Winda nodded slowly.
"I trust everything to you, tell me when everything's ready, and for the doctor, I'll get Doctor Dani, my confidant to take care of everything about that artificial insemination."
"Son, I realize what we're about to do is wrong, I know you're forced to accept this mother's idea for grandma's sake, but I hope it's for the best."
Aaric nodded.
"Yes, it's all for Grandma's sake."
***
"How's it?" tanya Winda gently looked at the girl in front of him who had seemed silent from thinking hard.
"May I think about it?" asked the plain girl in a soft and trembling voice.
"of course. But I'll only give you two days because I don't have much time left, I hope you accept it because you're the type of woman I'm looking for."
The girl nodded slowly.
"Alright, I'll be back in two days, but if you wish before the time period I give you runs out and you've made up your mind, please contact me at this number." Winda gave the girl a business card.
The girl received it with slightly trembling hands.
"Think carefully, the fate of this orphanage is now in your hands" said Winda before leaving.
The girl nodded as she lowered her head when Winda left.
Naina Haya's
That's the name Farida gave me, the head of the Orphanage in a baby girl who had just been found because she had been left intentionally by someone in front of the gate of the Orphanage that she was in nineteen years ago.
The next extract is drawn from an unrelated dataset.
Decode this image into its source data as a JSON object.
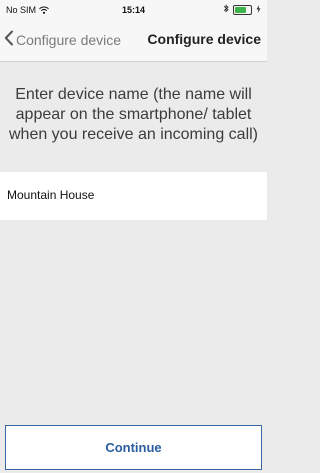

Like other babies and children who have the same fate where they have to grow up without a biological parent figure beside them, Naina grows up in the Panti neighborhood, cared for and raised with an abundance of affection by Farida and other caretakers.
Days change, time goes on fast, Naina grows into a cute and beautiful little girl, making almost every prospective foster parent who comes to adopt a child fall in love with her, naina is taken several times and adopted by several families, but it is not until three days that they return and return Naina to Farida. All of them have the same reason, because Naina who is constantly crying because she wants to return to Panti, back to Farida's mother who has been considered like her own birth mother.
That's all because the closeness between the two is too attached unlike the other children makes Naina really love Farida and do not want to part with him, he said, likewise with Farida who is actually also very heavy to give Naina to prospective foster parents.
Farida finally makes a decision that if Naina will not be given to anyone else for adoption, she wants Naina to stay in the parlour with her and help her take care of the other children, until finally until the age of now who turned nineteen years old.
---
Naina sits limp under the shade of a tree while looking at a group of orphanage children playing in the field, she recalls the words of Winda's mother, a parlour permanent donor who asked her to be willing to rent out her womb.
"For the sake of the orphanage not to be evicted and closed, for the sake of the Mother who is now sickly, and for the sake of the children so as not to be abandoned, I must accept the offer of the mother of Winda, I must accept the offer of the mother of Winda, because this is the only way out."